Le travail invisible et moi

6 avril, 2021

Nouvelle

Blogue de la présidente, 6 avril 2021

Eh oui ! Comme tout le monde, j’effectue moi aussi mon lot de travail invisible. Tous les « … age » y passent : ménage, lavage, époussetage, balayage, etc. Plusieurs me disent : « Tu ne dois pas avoir beaucoup de ménage à faire, vous êtes seulement deux et votre maison est petite ! » Que nous soyons seulement deux dans la maison ou que la maison soit petite, est-ce que cela signifie que la poussière se pose moins sur les meubles, ou que je dois me taper à moi toute seule tous ces « …age » ? J’ose espérer que tout le monde a répondu de concert un gros NON. Bien sûr, mon conjoint en fait une partie, mais même dans mon couple, comme dans une majorité de couples, une grande partie de ce travail m’est dévolu.
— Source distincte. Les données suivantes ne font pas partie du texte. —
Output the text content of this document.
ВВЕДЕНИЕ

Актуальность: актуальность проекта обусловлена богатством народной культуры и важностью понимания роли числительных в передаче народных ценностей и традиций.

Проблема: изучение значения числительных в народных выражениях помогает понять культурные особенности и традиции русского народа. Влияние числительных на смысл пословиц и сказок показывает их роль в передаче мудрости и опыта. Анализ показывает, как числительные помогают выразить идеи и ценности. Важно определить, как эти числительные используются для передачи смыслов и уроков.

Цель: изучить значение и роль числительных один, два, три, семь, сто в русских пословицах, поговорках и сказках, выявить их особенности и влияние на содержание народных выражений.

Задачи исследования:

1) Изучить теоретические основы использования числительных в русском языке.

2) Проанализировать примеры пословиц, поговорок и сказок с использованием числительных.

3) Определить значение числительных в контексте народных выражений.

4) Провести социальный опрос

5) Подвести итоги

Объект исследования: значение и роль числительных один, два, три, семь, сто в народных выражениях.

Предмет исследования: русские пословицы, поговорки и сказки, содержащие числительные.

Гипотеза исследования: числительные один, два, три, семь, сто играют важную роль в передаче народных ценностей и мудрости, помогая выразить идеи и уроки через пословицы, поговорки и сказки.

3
Mais les choses commencent à changer. Moi et mon conjoint en parlons de plus en plus et il se rend compte, à force d’en parler, que chez nous l’inégalité règne dans l’exécution des tâches domestiques. Du travail reste à faire !

Le travail de proche aidante

Il y a quelques années, mon conjoint a subi deux opérations pour les hanches. Quelle ne fut pas ma surprise lorsque j’ai appris, quelques heures avant sa sortie de l’hôpital lors de la première opération, que je devais lui administrer des piqûres et lui enfiler un bas de contention qui partait du pied jusqu’au haut de la cuisse, et ce, avant qu’il ne se lève le matin. Mon tout premier travail de proche aidante pour lui. Combien d’argent j’ai fait économiser à la société ? Je ne le sais pas, mais qu’on ne vienne pas me dire que ce travail n’a pas de valeur monétaire. Si un infirmier ou une infirmière était passée à la maison à tous les jours pendant un mois pour chaque opération pour faire ce travail, la valeur de celui-ci serait incluse dans le Produit intérieur brut. Pourquoi, encore aujourd’hui, lorsque c’est moi qui le fais, celui-ci demeure invisible ? Du travail reste à faire !

Le travail invisible et la pandémie

Cette pandémie qui nous frappe depuis plus d’une année a permis une certaine prise de conscience face au travail invisible que les femmes accomplissent jour après jour. Cette prise de conscience s’est amorcée au début de la pandémie. De façon constante, nous avons entendu la détresse et l’essoufflement des femmes, les difficultés qu’elles vivent en jonglant avec la conciliation famille-travail-études, le télétravail, l’école à la maison ou encore le manque de place en garderies. À mon avis, je constate que plus le temps passe, moins on en parle. Comme si elles étaient toutes retournées dans l’invisibilité. Du travail reste à faire !

Le travail invisible et le bénévolat

Vous aurez certainement compris que le bénévolat occupe une place importante dans ma vie. J’ai choisi de faire ce travail à cause de mes convictions. Bien sûr, cela demande de la disponibilité. Je suis convaincue que toutes les personnes qui ont choisi de faire du bénévolat c’est qu’elles ont une cause qui mérite leur attention et les heures qu’elles y consacrent. On peut certainement se demander ce que nous ferions s’il n’y avait pas de bénévoles. Tous ces services offerts sans rémunération font économiser beaucoup d’argent à la collectivité. Et sans les bénévoles, qui paierait pour les services qui sont rendus ? Du travail reste à faire !

Du travail reste à faire !

Même si la situation des femmes canadiennes a beaucoup évolué depuis 50 ans sur cette question, prenons conscience que sans ce travail invisible, de très nombreux services n’existeraient tout simplement pas et que des pans entiers de l’économie s’effondreraient. En 1992, pour répondre à ses engagements internationaux, le Canada comptabilise et évalue le travail non rémunéré des Canadiennes et des Canadiens et l’intègre dans les comptes satellites compatibles avec les comptes nationaux du pays. Malheureusement, cet exercice n’a pas été refait depuis.

Depuis plus de cinquante ans l’Afeas travaille sur cet enjeu majeur. Tout le travail invisible, en majorité exécuté par des femmes, mérite plus que de simples tapes dans le dos comme signe de reconnaissance. Il est temps que les décideuses et décideurs du pays le reconnaissent et prennent les mesures qui s’imposent en créant une Journée nationale du travail invisible le premier mardi d’avril de chaque année et en intégrant les heures qui y sont consacrées au Produit intérieur brut.